Within the next two years, Odson anticipates that her attorneys will also use WLANs regularly for accessing the network. In fact, she’s so sure of this that as Paul Hastings designs new offices, she’s spending less money on cabling. For transmitting sensitive legal documents and e-mail, she’ll use a combination of virtual private networks and encryption, treating each attorney as a virtual user even if he is in the office.

For that scenario, even an improvement on WEP wouldn’t work. WEP encrypts data between a wireless network card to the access point; a VPN encrypts data end-to-end. That kind of setup is already common in corporate America, especially for mobile employees. It isn’t a perfect option, of course. Not only are VPNs expensive and difficult to scale, but they also limit IT’s control over the data transmitted over the network, says Meta Group’s Kozup. But he adds that this is still the option most organizations are choosing for securing their WLANs.

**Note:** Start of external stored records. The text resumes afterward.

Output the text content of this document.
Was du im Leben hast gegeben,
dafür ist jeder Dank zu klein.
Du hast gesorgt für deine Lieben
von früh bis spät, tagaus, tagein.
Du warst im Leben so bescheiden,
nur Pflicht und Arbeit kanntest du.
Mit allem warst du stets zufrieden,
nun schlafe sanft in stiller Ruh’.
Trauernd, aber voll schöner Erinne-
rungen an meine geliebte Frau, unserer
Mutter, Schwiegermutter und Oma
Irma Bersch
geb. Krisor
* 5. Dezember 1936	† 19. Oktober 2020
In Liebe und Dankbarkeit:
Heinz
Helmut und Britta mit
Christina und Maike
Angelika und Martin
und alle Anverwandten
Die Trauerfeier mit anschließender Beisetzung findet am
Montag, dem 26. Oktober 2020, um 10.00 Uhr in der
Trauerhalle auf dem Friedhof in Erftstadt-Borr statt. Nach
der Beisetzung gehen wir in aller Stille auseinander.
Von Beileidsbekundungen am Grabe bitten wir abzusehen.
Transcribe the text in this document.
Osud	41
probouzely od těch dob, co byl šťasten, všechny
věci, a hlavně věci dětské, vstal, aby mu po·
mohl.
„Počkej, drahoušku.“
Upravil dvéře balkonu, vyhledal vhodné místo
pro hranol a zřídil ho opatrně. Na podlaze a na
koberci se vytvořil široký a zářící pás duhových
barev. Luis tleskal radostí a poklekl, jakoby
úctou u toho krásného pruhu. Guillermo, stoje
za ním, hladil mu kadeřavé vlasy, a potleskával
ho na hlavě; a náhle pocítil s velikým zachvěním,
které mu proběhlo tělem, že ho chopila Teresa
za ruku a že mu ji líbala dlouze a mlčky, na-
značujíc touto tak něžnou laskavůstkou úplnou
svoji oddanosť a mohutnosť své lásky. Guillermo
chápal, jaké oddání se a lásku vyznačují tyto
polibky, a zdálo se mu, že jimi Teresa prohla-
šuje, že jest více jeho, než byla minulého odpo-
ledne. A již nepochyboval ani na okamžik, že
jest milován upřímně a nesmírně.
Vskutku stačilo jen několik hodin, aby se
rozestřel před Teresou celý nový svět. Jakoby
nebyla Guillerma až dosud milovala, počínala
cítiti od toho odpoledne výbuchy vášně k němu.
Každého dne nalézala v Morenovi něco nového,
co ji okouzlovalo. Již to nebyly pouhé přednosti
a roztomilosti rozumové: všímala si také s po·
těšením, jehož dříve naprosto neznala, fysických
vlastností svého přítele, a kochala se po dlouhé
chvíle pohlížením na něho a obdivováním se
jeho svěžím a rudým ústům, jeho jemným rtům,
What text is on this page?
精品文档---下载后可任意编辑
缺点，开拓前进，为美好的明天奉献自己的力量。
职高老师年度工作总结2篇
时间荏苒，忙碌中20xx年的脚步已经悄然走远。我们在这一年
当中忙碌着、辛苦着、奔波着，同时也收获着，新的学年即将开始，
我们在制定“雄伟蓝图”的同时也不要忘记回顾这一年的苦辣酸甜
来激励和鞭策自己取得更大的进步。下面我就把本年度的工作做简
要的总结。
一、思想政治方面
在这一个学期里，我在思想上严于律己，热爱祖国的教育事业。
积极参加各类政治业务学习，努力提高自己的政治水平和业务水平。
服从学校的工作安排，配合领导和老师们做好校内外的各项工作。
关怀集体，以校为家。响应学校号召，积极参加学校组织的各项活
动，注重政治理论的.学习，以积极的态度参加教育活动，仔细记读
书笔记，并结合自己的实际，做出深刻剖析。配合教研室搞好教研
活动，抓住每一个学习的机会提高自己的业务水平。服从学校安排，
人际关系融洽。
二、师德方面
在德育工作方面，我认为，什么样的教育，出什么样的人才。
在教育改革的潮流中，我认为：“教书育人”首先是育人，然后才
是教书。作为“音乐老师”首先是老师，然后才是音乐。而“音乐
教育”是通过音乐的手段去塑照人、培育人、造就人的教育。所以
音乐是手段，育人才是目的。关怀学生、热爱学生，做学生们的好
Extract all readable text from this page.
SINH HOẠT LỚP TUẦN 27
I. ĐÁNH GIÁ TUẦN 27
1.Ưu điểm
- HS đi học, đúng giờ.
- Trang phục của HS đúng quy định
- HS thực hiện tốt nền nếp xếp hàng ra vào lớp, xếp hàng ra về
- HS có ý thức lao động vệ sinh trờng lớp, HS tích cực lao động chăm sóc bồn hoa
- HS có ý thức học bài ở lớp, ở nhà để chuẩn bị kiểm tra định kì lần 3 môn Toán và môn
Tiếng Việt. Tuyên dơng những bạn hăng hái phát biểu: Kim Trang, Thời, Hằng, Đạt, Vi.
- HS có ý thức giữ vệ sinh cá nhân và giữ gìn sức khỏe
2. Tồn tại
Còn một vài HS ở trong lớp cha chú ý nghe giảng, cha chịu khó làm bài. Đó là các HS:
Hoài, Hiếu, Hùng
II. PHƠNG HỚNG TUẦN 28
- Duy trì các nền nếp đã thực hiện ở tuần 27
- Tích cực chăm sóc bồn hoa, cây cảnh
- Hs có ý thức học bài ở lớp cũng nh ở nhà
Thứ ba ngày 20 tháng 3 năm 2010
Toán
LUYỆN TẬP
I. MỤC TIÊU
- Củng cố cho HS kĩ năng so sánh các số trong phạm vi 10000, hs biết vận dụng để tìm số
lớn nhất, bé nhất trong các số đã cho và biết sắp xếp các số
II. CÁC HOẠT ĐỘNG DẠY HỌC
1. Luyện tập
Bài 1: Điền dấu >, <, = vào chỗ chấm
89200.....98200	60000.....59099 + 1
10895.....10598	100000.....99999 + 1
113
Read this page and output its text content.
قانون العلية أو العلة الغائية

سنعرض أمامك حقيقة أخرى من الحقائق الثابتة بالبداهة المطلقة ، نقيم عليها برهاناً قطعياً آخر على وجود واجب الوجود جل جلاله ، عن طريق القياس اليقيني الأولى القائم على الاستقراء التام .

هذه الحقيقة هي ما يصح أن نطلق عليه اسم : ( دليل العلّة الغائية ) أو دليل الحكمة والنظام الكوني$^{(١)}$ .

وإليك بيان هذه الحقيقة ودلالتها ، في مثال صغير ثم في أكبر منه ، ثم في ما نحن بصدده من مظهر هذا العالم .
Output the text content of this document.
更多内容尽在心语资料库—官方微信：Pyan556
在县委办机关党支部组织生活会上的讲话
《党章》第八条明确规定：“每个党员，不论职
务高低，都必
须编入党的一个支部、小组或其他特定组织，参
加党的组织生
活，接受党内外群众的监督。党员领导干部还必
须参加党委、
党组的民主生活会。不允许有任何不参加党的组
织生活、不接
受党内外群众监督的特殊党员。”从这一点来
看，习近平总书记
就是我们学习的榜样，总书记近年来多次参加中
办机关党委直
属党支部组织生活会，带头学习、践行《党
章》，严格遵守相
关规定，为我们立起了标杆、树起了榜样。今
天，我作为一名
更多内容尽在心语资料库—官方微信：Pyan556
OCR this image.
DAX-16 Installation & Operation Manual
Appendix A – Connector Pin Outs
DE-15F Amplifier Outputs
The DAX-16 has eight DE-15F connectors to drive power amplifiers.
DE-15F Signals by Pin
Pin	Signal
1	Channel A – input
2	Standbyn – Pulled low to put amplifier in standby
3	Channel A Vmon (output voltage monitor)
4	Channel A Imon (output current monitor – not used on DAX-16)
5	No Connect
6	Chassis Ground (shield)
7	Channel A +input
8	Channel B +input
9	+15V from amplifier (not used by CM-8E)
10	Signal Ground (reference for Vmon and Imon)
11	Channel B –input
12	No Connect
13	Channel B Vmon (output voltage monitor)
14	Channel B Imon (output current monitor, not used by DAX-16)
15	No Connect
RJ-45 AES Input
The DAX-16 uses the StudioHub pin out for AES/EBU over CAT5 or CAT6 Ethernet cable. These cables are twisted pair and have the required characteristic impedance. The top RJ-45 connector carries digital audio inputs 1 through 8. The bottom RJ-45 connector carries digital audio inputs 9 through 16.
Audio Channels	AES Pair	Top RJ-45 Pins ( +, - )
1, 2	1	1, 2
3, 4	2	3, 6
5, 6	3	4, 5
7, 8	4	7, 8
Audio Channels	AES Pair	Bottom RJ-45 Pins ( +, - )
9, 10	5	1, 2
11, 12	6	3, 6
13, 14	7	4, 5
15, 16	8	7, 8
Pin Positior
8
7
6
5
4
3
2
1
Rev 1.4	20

Find a proprietary solution.

There are other proprietary wireless solutions for CIOs who aren’t content with these options. Major WLAN hardware vendors, including 3Com, Cisco and Enterasys Networks, are adding extra security capabilities into their products. Among them, Cisco’s LEAP (light extensible authentication protocol), which automatically changes the WEP keys in less time than it would take a hacker to decode them, has gotten the most attention. Other companies known as wireless LAN gateway vendors?Bluesocket and Vernier among them?sell centralized servers that perform authentication, encryption, and handle additional management and security details.

The Army went the proprietary route. By the time you read this, it should have begun rolling out 11,000 access points that will connect 85,000 mobile Army users during the next four years. The Army’s project is unique, not only because it carries sensitive information about battlefield logistics but also because the access points aren’t permanently installed in an office. Instead, the access points are radios that travel along with troops. Each access point talks to a workgroup bridge that has computers cabled to it. The information on the WLAN is also encrypted using AirFortress devices from Fortress Technologies in Tampa, Fla.